We were sent the first issue of a new magazine called Friends on the Shelf and enjoyed reading it very much, especially the two pieces by ‘Maud Silver’ who is a genius at drawing and lettering, her website is here. An exhibition has just ended of works by the painter Peter Brown. In normal times we would definitely have gone to see them. This is 9.30 a.m. The Studio 2020, available from Messum's here.  

Varsity, the undergraduate magazine in Cambridge, published a perceptive and very sweet interview with us by Esmee Wright. There was also the Bloomberg interview last week, this has now had over three hundred thousand views!

Recently there has been a movement to disinter, celebrate, revive publishers’ back lists, for example Simon and Schuster is placing far more emphasis than it used to on its dead and gone authors. Here is a salutary quote from Evelyn Waugh: in his Autobiography he noted that his first editor of The Time Machine had 16 pp of advertisements for popular novelists of 1895, much praised and ‘all, today, quite forgotten’. This is very sobering. But unsurprising. We have published 139 books. But must have read thousands. Which means that the 139 are a tiny, tiny proportion of the books we have read and that it is true the 16pp of books at the back of the HG Wells will most probably never be disinterred.

There was a delightful series on Radio 3 called Composers and their Dogs: it focused on Newfoundlands (Wagner); Old English Sheepdogs (Ethel Smyth); Poodles (Haydn and Chopin); Dachshunds (Britten and Bernstein); Cocker Spaniels (Elgar).

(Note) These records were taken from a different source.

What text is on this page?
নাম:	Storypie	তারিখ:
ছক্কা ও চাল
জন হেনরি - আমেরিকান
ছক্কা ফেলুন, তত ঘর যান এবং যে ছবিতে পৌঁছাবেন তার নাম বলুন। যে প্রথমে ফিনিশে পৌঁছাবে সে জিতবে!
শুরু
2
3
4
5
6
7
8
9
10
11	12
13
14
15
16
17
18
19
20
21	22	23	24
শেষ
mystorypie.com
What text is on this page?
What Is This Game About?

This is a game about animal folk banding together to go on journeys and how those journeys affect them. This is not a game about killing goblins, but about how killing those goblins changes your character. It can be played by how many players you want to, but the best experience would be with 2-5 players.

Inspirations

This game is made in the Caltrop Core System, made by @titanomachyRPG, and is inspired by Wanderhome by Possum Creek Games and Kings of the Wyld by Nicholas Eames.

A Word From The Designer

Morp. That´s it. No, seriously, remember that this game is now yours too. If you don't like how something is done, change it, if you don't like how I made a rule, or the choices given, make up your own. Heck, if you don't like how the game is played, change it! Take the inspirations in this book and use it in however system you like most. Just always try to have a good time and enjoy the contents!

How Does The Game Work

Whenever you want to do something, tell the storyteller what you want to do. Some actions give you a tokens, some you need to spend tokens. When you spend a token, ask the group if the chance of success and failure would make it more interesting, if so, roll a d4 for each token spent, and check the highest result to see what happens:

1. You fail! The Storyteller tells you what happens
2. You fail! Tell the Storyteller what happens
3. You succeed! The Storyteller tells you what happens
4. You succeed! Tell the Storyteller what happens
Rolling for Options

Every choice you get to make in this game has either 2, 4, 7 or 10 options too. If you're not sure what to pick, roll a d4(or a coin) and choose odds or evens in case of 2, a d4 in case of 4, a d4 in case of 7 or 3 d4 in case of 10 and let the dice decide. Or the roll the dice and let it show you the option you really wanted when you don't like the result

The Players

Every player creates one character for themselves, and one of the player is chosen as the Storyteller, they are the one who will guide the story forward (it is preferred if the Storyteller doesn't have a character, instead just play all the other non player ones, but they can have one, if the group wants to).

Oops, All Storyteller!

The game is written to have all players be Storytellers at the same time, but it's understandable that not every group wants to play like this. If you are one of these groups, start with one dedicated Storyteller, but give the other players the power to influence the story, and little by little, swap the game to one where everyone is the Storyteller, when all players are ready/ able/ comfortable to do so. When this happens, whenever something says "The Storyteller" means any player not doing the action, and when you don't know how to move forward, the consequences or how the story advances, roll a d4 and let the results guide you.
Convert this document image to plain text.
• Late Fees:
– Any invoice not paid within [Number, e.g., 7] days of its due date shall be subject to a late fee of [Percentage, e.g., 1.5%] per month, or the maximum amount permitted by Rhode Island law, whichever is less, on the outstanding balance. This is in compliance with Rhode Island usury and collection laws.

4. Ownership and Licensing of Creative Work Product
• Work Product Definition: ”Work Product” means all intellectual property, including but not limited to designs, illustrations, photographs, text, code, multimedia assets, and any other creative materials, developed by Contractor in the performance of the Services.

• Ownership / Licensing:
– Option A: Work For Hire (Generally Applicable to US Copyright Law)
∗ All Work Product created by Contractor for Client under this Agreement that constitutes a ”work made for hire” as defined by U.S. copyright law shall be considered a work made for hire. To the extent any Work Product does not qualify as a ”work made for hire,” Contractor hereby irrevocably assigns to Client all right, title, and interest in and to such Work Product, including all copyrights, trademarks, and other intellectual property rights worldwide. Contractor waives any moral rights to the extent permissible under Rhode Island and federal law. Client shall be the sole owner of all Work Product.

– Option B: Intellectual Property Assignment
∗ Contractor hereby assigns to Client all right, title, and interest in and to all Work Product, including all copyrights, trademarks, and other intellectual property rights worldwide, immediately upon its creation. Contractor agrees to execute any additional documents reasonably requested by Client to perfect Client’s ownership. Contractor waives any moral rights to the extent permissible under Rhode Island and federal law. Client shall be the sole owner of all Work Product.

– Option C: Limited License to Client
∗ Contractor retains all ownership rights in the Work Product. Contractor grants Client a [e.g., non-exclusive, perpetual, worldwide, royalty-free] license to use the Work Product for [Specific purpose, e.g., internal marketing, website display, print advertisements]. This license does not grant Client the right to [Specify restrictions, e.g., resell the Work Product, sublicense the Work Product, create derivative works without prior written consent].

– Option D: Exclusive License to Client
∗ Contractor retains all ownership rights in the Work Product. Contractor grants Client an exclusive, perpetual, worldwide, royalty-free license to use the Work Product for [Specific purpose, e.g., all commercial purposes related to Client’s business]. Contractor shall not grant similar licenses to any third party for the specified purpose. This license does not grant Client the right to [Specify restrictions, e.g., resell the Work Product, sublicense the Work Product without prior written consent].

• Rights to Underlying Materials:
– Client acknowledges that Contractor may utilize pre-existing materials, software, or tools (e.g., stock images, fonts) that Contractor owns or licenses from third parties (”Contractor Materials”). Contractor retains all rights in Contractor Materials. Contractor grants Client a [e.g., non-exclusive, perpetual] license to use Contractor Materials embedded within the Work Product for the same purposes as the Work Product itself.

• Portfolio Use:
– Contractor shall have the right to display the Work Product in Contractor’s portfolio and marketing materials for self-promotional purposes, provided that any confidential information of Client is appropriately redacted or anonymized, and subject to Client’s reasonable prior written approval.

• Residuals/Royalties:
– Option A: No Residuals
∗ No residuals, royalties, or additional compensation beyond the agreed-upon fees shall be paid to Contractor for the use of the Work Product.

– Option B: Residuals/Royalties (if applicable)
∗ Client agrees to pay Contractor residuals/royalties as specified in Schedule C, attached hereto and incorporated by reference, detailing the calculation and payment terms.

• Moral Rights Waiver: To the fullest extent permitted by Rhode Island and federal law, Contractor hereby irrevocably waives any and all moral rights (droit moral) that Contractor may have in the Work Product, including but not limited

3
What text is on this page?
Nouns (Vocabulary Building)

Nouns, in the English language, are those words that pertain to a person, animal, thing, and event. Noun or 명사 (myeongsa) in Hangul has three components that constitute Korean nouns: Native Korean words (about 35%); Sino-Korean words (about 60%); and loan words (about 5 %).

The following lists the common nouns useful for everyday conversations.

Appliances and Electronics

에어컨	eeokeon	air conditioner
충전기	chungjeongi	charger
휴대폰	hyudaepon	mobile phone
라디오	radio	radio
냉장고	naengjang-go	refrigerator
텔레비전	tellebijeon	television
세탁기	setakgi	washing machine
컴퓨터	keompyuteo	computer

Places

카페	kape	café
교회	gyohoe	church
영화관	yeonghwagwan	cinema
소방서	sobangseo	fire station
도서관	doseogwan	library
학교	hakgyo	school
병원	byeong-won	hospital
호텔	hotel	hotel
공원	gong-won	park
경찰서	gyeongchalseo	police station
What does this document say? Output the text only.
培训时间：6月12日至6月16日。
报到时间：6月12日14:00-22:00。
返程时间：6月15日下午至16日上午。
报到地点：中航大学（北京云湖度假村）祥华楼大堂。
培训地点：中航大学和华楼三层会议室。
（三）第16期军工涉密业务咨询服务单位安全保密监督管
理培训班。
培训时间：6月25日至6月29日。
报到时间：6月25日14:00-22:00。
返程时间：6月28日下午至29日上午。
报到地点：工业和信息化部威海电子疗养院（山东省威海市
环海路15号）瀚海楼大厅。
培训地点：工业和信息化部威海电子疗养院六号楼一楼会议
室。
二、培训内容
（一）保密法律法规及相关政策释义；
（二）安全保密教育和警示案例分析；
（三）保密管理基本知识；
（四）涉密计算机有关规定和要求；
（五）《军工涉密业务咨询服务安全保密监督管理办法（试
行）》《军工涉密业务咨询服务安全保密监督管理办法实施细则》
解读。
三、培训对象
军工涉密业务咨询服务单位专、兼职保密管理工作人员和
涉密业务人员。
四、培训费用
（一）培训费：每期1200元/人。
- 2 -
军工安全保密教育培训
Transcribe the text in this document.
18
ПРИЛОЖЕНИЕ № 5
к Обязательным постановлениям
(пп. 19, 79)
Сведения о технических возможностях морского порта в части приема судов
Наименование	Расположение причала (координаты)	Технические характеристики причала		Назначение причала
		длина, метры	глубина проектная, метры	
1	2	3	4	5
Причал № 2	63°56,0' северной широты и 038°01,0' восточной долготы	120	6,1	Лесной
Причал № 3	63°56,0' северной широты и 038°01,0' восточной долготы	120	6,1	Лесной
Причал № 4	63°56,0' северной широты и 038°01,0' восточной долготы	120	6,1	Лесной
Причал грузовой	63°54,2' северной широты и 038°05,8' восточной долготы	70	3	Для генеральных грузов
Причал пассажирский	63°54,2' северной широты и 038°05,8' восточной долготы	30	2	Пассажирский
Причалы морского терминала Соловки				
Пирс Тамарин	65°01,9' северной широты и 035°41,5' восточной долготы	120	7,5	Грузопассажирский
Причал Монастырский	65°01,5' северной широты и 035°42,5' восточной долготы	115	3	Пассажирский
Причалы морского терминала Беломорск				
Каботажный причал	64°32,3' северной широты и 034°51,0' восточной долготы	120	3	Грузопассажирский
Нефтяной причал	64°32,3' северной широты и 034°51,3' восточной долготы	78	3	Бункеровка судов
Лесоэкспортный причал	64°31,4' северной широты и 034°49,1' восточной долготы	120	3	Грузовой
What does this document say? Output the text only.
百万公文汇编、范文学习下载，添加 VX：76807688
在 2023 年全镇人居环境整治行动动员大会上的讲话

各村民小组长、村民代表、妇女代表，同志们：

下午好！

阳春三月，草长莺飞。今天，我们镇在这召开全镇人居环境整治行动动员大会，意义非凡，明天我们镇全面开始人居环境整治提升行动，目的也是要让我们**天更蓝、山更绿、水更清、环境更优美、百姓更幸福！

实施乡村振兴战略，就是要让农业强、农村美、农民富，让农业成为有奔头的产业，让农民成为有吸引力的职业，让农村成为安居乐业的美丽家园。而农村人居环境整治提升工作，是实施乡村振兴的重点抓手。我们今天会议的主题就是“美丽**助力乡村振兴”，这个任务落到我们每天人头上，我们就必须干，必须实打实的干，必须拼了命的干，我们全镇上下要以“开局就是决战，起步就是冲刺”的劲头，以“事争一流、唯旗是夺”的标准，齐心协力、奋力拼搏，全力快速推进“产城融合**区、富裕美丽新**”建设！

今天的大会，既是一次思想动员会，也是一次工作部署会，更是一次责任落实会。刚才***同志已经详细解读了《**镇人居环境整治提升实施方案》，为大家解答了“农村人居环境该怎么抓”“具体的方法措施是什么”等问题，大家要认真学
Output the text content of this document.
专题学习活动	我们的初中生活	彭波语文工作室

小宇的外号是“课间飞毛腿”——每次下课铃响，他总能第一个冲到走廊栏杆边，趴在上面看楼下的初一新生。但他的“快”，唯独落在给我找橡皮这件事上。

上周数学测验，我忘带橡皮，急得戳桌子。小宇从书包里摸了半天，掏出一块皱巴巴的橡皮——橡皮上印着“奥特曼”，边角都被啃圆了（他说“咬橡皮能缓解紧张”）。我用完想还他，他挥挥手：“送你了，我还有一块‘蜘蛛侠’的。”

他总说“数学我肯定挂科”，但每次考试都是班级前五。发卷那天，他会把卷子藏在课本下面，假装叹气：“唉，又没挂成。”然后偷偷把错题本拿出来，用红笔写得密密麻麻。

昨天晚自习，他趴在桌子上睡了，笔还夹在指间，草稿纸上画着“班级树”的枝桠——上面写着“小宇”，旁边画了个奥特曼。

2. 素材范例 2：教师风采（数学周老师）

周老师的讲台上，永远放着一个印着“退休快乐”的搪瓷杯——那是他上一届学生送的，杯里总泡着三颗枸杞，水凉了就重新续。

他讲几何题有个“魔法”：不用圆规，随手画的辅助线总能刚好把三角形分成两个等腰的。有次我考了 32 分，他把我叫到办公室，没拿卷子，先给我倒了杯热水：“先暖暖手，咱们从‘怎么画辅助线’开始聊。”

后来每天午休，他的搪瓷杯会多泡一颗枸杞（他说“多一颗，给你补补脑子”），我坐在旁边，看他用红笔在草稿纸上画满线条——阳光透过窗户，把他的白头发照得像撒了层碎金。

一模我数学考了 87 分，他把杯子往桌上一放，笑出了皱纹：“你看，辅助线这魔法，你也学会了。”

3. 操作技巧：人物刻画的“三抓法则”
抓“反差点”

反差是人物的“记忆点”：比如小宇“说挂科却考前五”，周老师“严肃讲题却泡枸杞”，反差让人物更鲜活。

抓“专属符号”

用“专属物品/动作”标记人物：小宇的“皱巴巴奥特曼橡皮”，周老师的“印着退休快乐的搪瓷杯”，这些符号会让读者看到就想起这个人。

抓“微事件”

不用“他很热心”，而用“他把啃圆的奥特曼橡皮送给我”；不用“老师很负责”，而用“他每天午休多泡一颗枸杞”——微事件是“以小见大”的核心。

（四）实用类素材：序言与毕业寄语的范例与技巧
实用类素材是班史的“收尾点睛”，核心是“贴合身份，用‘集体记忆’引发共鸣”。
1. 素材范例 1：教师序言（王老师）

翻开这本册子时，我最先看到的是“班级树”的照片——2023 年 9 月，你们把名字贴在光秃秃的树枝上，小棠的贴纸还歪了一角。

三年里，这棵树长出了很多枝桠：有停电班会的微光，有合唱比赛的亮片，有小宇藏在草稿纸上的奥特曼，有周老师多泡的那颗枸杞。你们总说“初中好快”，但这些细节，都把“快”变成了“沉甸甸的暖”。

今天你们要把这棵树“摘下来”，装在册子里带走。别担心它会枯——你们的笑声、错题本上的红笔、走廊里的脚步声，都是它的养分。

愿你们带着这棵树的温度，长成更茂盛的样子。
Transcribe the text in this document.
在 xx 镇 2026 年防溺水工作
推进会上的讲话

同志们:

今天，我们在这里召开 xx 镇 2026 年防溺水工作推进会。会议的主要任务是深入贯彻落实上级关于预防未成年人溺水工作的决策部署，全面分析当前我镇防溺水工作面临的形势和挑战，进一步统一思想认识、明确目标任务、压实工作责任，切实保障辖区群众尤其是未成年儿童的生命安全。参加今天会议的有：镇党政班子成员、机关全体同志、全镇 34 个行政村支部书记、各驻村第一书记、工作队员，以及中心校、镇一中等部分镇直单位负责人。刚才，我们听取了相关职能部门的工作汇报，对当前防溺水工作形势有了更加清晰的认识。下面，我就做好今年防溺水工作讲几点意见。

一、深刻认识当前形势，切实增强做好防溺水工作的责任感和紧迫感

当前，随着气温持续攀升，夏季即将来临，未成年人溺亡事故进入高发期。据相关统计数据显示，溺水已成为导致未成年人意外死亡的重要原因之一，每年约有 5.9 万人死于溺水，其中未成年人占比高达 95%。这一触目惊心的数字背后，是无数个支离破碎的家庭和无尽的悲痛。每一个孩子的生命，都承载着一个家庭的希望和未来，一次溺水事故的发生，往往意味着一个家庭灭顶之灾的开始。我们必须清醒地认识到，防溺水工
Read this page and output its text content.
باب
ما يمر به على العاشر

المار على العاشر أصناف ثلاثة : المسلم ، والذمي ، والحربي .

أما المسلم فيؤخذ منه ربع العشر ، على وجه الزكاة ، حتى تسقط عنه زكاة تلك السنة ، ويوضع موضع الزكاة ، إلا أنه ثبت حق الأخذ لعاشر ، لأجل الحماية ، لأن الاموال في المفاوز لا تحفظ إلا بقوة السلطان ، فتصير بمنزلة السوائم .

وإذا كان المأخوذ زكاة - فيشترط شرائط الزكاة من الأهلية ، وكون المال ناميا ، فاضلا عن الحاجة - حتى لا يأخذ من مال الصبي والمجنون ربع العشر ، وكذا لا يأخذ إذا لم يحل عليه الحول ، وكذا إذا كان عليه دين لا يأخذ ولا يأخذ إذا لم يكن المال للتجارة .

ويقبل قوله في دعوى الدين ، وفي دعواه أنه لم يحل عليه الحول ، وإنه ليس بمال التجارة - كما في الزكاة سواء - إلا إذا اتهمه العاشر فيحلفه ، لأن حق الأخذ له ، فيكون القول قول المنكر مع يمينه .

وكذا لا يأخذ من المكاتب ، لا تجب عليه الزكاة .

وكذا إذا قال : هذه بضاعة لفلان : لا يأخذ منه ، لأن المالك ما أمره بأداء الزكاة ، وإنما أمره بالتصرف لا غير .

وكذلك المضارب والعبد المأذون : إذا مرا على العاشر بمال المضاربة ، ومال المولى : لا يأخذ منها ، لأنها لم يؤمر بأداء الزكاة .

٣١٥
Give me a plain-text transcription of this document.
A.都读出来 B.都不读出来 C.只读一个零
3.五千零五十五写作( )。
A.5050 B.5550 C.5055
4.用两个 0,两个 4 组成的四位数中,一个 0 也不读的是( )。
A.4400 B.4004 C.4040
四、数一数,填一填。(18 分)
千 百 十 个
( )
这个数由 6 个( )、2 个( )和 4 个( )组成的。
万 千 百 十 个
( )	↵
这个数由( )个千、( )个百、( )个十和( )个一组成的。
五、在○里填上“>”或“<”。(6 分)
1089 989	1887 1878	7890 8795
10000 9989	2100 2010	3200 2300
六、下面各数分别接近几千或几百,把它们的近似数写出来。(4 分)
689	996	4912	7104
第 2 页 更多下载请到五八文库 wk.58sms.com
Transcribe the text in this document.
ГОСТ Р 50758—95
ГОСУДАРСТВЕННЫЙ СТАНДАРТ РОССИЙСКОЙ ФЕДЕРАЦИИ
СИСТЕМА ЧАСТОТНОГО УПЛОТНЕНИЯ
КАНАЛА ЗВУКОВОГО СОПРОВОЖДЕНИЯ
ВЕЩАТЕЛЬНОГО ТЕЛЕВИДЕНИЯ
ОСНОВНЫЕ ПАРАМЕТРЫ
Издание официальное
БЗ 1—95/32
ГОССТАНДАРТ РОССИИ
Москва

We do not want to get into the controversy over the Mary Wollstonecraft statue. Here, uncontroversially, is the beautiful portrait of her that, yes, we prefer. It’s in the National Portrait Gallery.

An exhibition has just opened at the Watta Gallery called Art & Action: Making Change in Victorian Britain. This is The Pinch of Poverty 1891 by Thomas Kennington (1856 – 1916), normally at the Foundling Museum. 

The House of Illustration is moving  – not far, just from King’s Cross to New River Head in Islington.

'The site is made up of four 18th and 19th-century industrial buildings that were instrumental in the history of London’s fresh drinking water supply.' It's a huge undertaking which will cost £8 million. But then illustration is a huge subject and it is excellent that so much money and effort is being put into displaying it;.

Finally, there is an exhibition at the Design Museum celebrating the work of Margaret Calvert (born 1936). Incredibly, she was only 22 when she was chosen to  design the signage for Gatwick Airport and only 24 when she was one of the designers for the motorway signs and for road signs (children crossing, workmen digging the road).